A severe storm system quickly bustling into parts of the Hill Country and North Texas were moving from east to west. That meant extra meteorologists were called in to the NWS to work and those who were there were asked to stay late. 

“It's saving lives and property. Getting the warnings out in time and giving advice to people and telling them what to do in case there's an emergency,” said Paul Yura, a meteorologist with the NWS in New Braunfels which covers a 34,000 square mile area encompassing 33 Central Texas counties. 

Yura also told KVUE News that the nation’s Doppler Radar systems were just updated allowing meteorologists to better see inside storms. 

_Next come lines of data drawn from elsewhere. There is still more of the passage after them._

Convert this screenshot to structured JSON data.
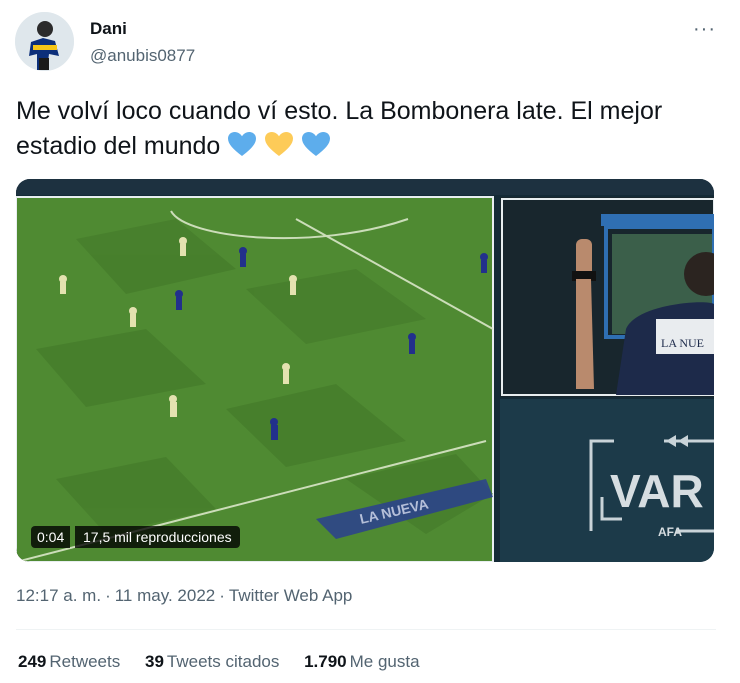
{
  "tweet": {
    "author_name": "Dani",
    "author_handle": "@anubis0877",
    "text": "Me volví loco cuando ví esto. La Bombonera late. El mejor estadio del mundo",
    "emoji": [
      "blue-heart",
      "yellow-heart",
      "blue-heart"
    ],
    "more_icon": "more-horizontal-icon",
    "timestamp": "12:17 a. m.",
    "date": "11 may. 2022",
    "source": "Twitter Web App",
    "separator": "·"
  },
  "video": {
    "elapsed": "0:04",
    "views": "17,5 mil reproducciones",
    "overlay_text": "VAR",
    "sub_logo": "AFA",
    "jersey_text": "LA NUE"
  },
  "stats": {
    "retweets_count": "249",
    "retweets_label": "Retweets",
    "quotes_count": "39",
    "quotes_label": "Tweets citados",
    "likes_count": "1.790",
    "likes_label": "Me gusta"
  },
  "colors": {
    "text": "#0f1419",
    "secondary": "#536471",
    "blue_heart": "#5dadec",
    "yellow_heart": "#fdcb58",
    "pitch": "#4f8a32",
    "var_panel": "#1c3a49"
  }
}
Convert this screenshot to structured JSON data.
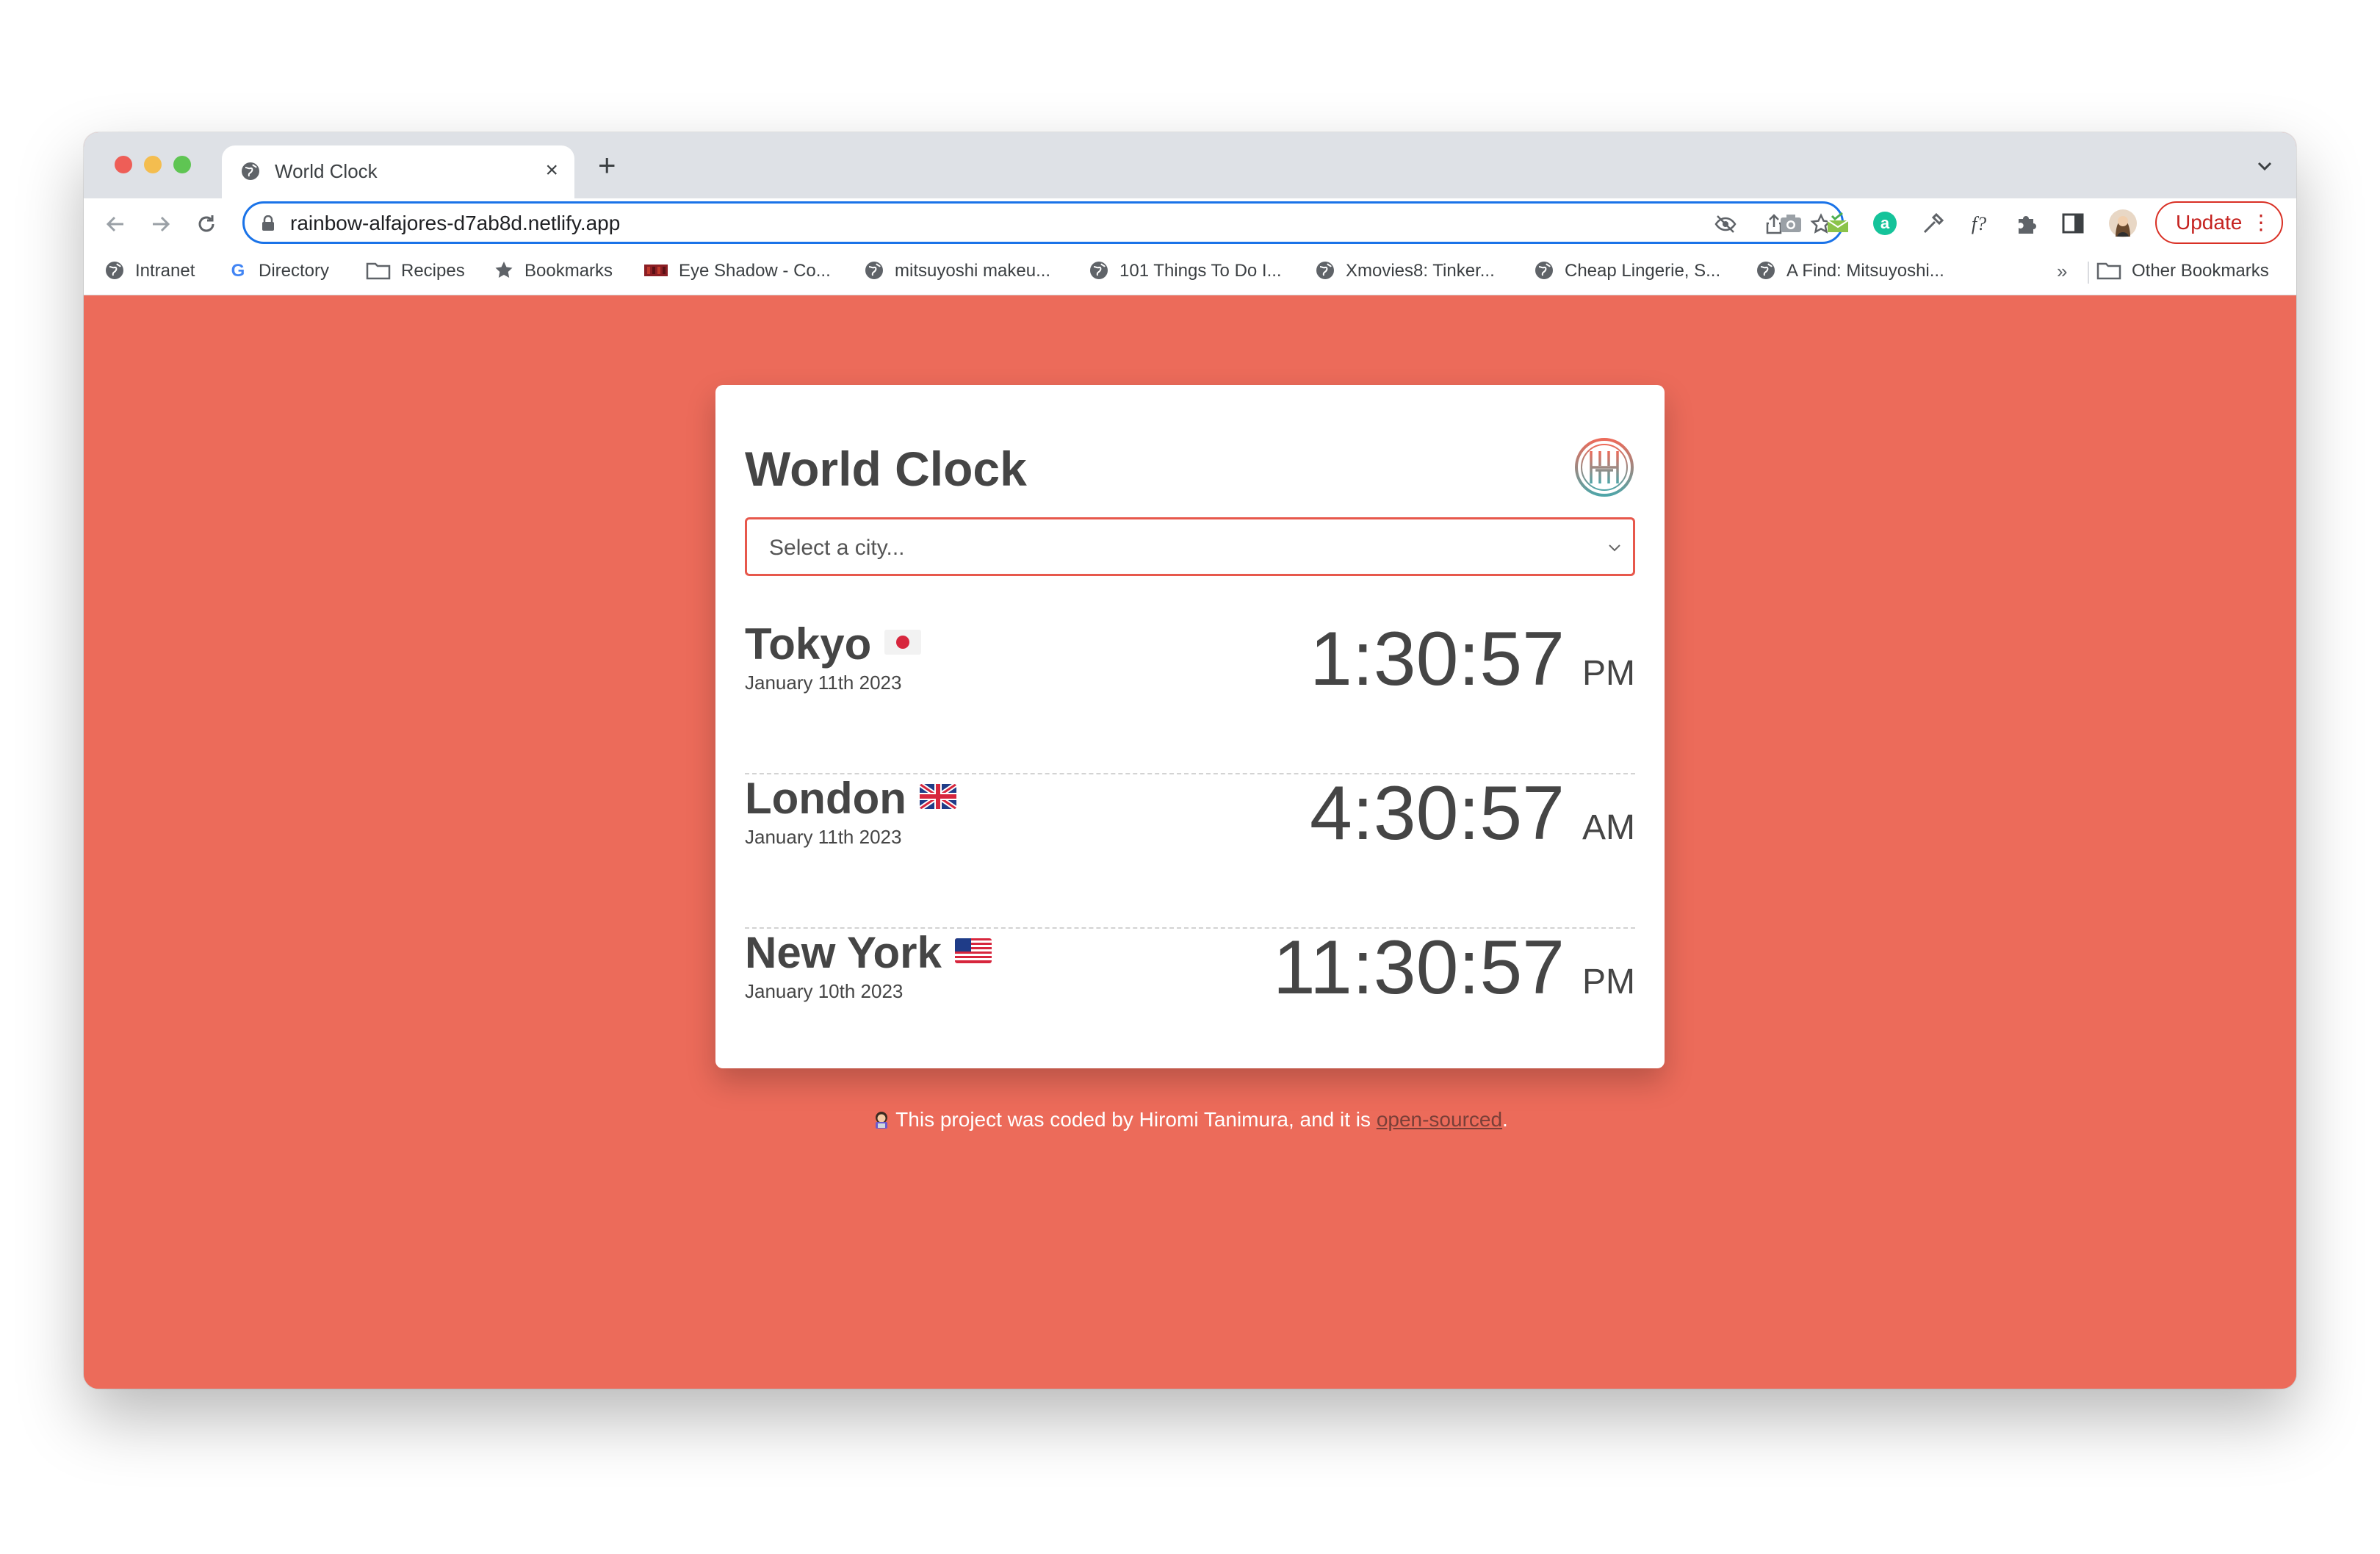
{
  "tab": {
    "title": "World Clock",
    "close": "×",
    "new_tab": "+"
  },
  "omnibox": {
    "url": "rainbow-alfajores-d7ab8d.netlify.app"
  },
  "toolbar": {
    "update_label": "Update",
    "menu_dots": "⋮"
  },
  "bookmarks": {
    "items": [
      {
        "label": "Intranet",
        "icon": "globe-icon"
      },
      {
        "label": "Directory",
        "icon": "google-icon"
      },
      {
        "label": "Recipes",
        "icon": "folder-icon"
      },
      {
        "label": "Bookmarks",
        "icon": "star-icon"
      },
      {
        "label": "Eye Shadow - Co...",
        "icon": "site-favicon"
      },
      {
        "label": "mitsuyoshi makeu...",
        "icon": "globe-icon"
      },
      {
        "label": "101 Things To Do I...",
        "icon": "globe-icon"
      },
      {
        "label": "Xmovies8: Tinker...",
        "icon": "globe-icon"
      },
      {
        "label": "Cheap Lingerie, S...",
        "icon": "globe-icon"
      },
      {
        "label": "A Find: Mitsuyoshi...",
        "icon": "globe-icon"
      }
    ],
    "overflow": "»",
    "other": "Other Bookmarks"
  },
  "app": {
    "title": "World Clock",
    "select_placeholder": "Select a city...",
    "cities": [
      {
        "name": "Tokyo",
        "date": "January 11th 2023",
        "time": "1:30:57",
        "ampm": "PM",
        "flag": "japan-flag"
      },
      {
        "name": "London",
        "date": "January 11th 2023",
        "time": "4:30:57",
        "ampm": "AM",
        "flag": "uk-flag"
      },
      {
        "name": "New York",
        "date": "January 10th 2023",
        "time": "11:30:57",
        "ampm": "PM",
        "flag": "us-flag"
      }
    ]
  },
  "footer": {
    "text_before": "This project was coded by Hiromi Tanimura, and it is ",
    "link": "open-sourced",
    "text_after": "."
  },
  "colors": {
    "page_bg": "#ec6b5a",
    "select_border": "#e7584c",
    "accent_blue": "#1a73e8",
    "update_red": "#d93025"
  }
}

The meteorologist also said that the Dallas-Fort Worth area is currently testing out some new and cheaper radar systems that could work to fill in the gaps now left in some pockets of Texas when it comes to smaller weather systems. 

As far as being able to predict tornado formations hours in advance, Yura says that technology is still at least three decades away. 

However, the latest in technology can only do so much when it comes to human behavior. 

“We still need the general public to heed those warnings. When you're asked to evacuate you need to evacuate. When you're asked to go to a shelter, you need to go to a shelter and let us do the work of putting those watches and warnings out but to protect yourself,” Yura said.